Musical Monday - You Can Touch My Boobies by Rachel Bloom


So, last night on the Oscars, Seth MacFarlane hosted the event and his big "funny" number was a song titled We Saw Your Boobs, a tune wherein the alleged humor consisted of MacFarlane simply listing actresses and the movies in which they had shown their breasts on camera. It was both incredibly unfunny, and incredibly obnoxious, as witnessed by the numerous shots of very uncomfortable actresses in the audience. In many of the referenced movies, such as Silkwood, Monster, and Boys Don't Cry, the nudity was illustrative of the ways in which women in society are victimized or brutalized. But in Seth's mind, the fact that he got to see some naked boobs was enough to set all that aside and titter.

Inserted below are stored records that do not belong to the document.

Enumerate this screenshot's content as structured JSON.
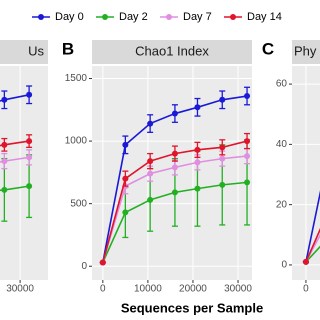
{
  "chart_data": [
    {
      "type": "line",
      "title": "Us",
      "x": [
        21000,
        26500,
        32000
      ],
      "series": [
        {
          "name": "Day 0",
          "color": "#1a1ad6",
          "values": [
            1280,
            1330,
            1370
          ],
          "errors": [
            70,
            70,
            70
          ]
        },
        {
          "name": "Day 2",
          "color": "#22b022",
          "values": [
            590,
            610,
            640
          ],
          "errors": [
            250,
            250,
            250
          ]
        },
        {
          "name": "Day 7",
          "color": "#e08ee0",
          "values": [
            800,
            840,
            870
          ],
          "errors": [
            60,
            60,
            60
          ]
        },
        {
          "name": "Day 14",
          "color": "#e0142a",
          "values": [
            940,
            970,
            1000
          ],
          "errors": [
            50,
            50,
            50
          ]
        }
      ],
      "xlim": [
        -16700,
        36200
      ],
      "ylim": [
        -110,
        1600
      ],
      "xticks": [
        {
          "value": 30000,
          "label": "30000"
        }
      ],
      "grid": true
    },
    {
      "type": "line",
      "panel_label": "B",
      "title": "Chao1 Index",
      "xlabel": "Sequences per Sample",
      "x": [
        0,
        5000,
        10500,
        16000,
        21000,
        26500,
        32000
      ],
      "series": [
        {
          "name": "Day 0",
          "color": "#1a1ad6",
          "values": [
            30,
            970,
            1140,
            1220,
            1270,
            1330,
            1360
          ],
          "errors": [
            0,
            70,
            70,
            70,
            70,
            70,
            70
          ]
        },
        {
          "name": "Day 2",
          "color": "#22b022",
          "values": [
            30,
            430,
            530,
            590,
            620,
            650,
            670
          ],
          "errors": [
            0,
            200,
            250,
            270,
            300,
            320,
            340
          ]
        },
        {
          "name": "Day 7",
          "color": "#e08ee0",
          "values": [
            30,
            640,
            740,
            790,
            830,
            860,
            880
          ],
          "errors": [
            0,
            60,
            60,
            60,
            60,
            60,
            60
          ]
        },
        {
          "name": "Day 14",
          "color": "#e0142a",
          "values": [
            30,
            700,
            840,
            900,
            930,
            950,
            1000
          ],
          "errors": [
            0,
            60,
            60,
            60,
            60,
            60,
            60
          ]
        }
      ],
      "xlim": [
        -2400,
        33100
      ],
      "ylim": [
        -110,
        1600
      ],
      "xticks": [
        0,
        10000,
        20000,
        30000
      ],
      "yticks": [
        0,
        500,
        1000,
        1500
      ],
      "grid": true
    },
    {
      "type": "line",
      "panel_label": "C",
      "title": "Phy",
      "x": [
        0,
        5000
      ],
      "series": [
        {
          "name": "Day 0",
          "color": "#1a1ad6",
          "values": [
            1,
            37
          ],
          "errors": [
            0,
            3
          ]
        },
        {
          "name": "Day 2",
          "color": "#22b022",
          "values": [
            1,
            9
          ],
          "errors": [
            0,
            4
          ]
        },
        {
          "name": "Day 7",
          "color": "#e08ee0",
          "values": [
            1,
            15
          ],
          "errors": [
            0,
            2
          ]
        },
        {
          "name": "Day 14",
          "color": "#e0142a",
          "values": [
            1,
            18
          ],
          "errors": [
            0,
            2
          ]
        }
      ],
      "xlim": [
        -3100,
        38700
      ],
      "ylim": [
        -5,
        66
      ],
      "xticks": [
        0
      ],
      "yticks": [
        0,
        20,
        40,
        60
      ],
      "grid": true
    }
  ]
}
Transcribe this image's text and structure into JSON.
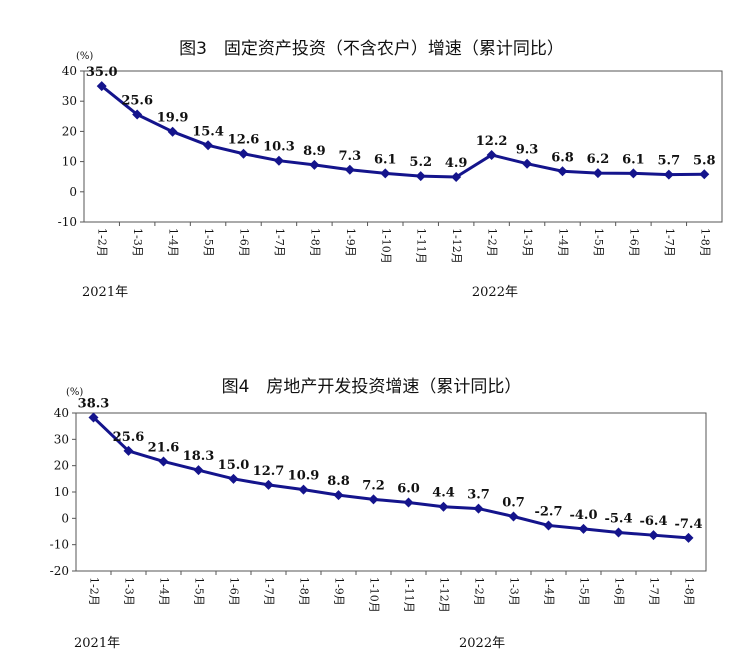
{
  "chart_data": [
    {
      "type": "line",
      "title": "图3　固定资产投资（不含农户）增速（累计同比）",
      "y_unit": "(%)",
      "ylim": [
        -10,
        40
      ],
      "yticks": [
        -10,
        0,
        10,
        20,
        30,
        40
      ],
      "grid": false,
      "color": "#14148c",
      "categories": [
        "1-2月",
        "1-3月",
        "1-4月",
        "1-5月",
        "1-6月",
        "1-7月",
        "1-8月",
        "1-9月",
        "1-10月",
        "1-11月",
        "1-12月",
        "1-2月",
        "1-3月",
        "1-4月",
        "1-5月",
        "1-6月",
        "1-7月",
        "1-8月"
      ],
      "values": [
        35.0,
        25.6,
        19.9,
        15.4,
        12.6,
        10.3,
        8.9,
        7.3,
        6.1,
        5.2,
        4.9,
        12.2,
        9.3,
        6.8,
        6.2,
        6.1,
        5.7,
        5.8
      ],
      "labels": [
        "35.0",
        "25.6",
        "19.9",
        "15.4",
        "12.6",
        "10.3",
        "8.9",
        "7.3",
        "6.1",
        "5.2",
        "4.9",
        "12.2",
        "9.3",
        "6.8",
        "6.2",
        "6.1",
        "5.7",
        "5.8"
      ],
      "years": [
        {
          "text": "2021年",
          "at": 0
        },
        {
          "text": "2022年",
          "at": 11
        }
      ]
    },
    {
      "type": "line",
      "title": "图4　房地产开发投资增速（累计同比）",
      "y_unit": "(%)",
      "ylim": [
        -20,
        40
      ],
      "yticks": [
        -20,
        -10,
        0,
        10,
        20,
        30,
        40
      ],
      "grid": false,
      "color": "#14148c",
      "categories": [
        "1-2月",
        "1-3月",
        "1-4月",
        "1-5月",
        "1-6月",
        "1-7月",
        "1-8月",
        "1-9月",
        "1-10月",
        "1-11月",
        "1-12月",
        "1-2月",
        "1-3月",
        "1-4月",
        "1-5月",
        "1-6月",
        "1-7月",
        "1-8月"
      ],
      "values": [
        38.3,
        25.6,
        21.6,
        18.3,
        15.0,
        12.7,
        10.9,
        8.8,
        7.2,
        6.0,
        4.4,
        3.7,
        0.7,
        -2.7,
        -4.0,
        -5.4,
        -6.4,
        -7.4
      ],
      "labels": [
        "38.3",
        "25.6",
        "21.6",
        "18.3",
        "15.0",
        "12.7",
        "10.9",
        "8.8",
        "7.2",
        "6.0",
        "4.4",
        "3.7",
        "0.7",
        "-2.7",
        "-4.0",
        "-5.4",
        "-6.4",
        "-7.4"
      ],
      "years": [
        {
          "text": "2021年",
          "at": 0
        },
        {
          "text": "2022年",
          "at": 11
        }
      ]
    }
  ]
}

Now many people have already commented on how clumsy the supposed satire in We Saw Your Boobs, and how Seth might have made an actually insightful and biting commentary by including a segment in which he switched to something akin to We Saw Your Dick, and then noted that unlike female nudity, which has become so de rigeur that it is unusual when an actress like Jennifer Lawrence hasn't had a topless scene in a movie, male nudity is almost never seen. But the thing that struck me was just how completely juvenile and banal MacFarlane's song was. It wasn't just unfunny, it was boring. Which is why my musical selection this week is Rachel Bloom's You Can Touch My Boobies, because Rachel knows how to make a funny song about breasts.

The difference between Bloom's song and MacFarlane's song is that You Can Touch My Boobies is a fantasy that is supposed to have been spun from the mind of a sexually repressed twelve year old Jewish boy. So the fact that the humor is decidedly childish is the point. And almost everyone has been at that awkward stage where sex and the opposite gender were weird and just mentioning body parts was titillating. But most of us grow out of the idea that just saying "boobs" is funny. And guys like Seth MacFarlane apparently have not. Not only that, Rachel's song told from the perspective of a tween is more sophisticated in its humor than We Saw Your Boobs, containing several fairly witty lines and consisting of more than just saying "boobs, boobs, boobs" over and over again. And as a result, the humor of the Oscars is now more childish than the humor of a juvenile's masturbatory fantasies.

All that said, I'm not sure why Seth MacFarlane is so excited about seeing boobs, since he can see one whenever he looks in the mirror.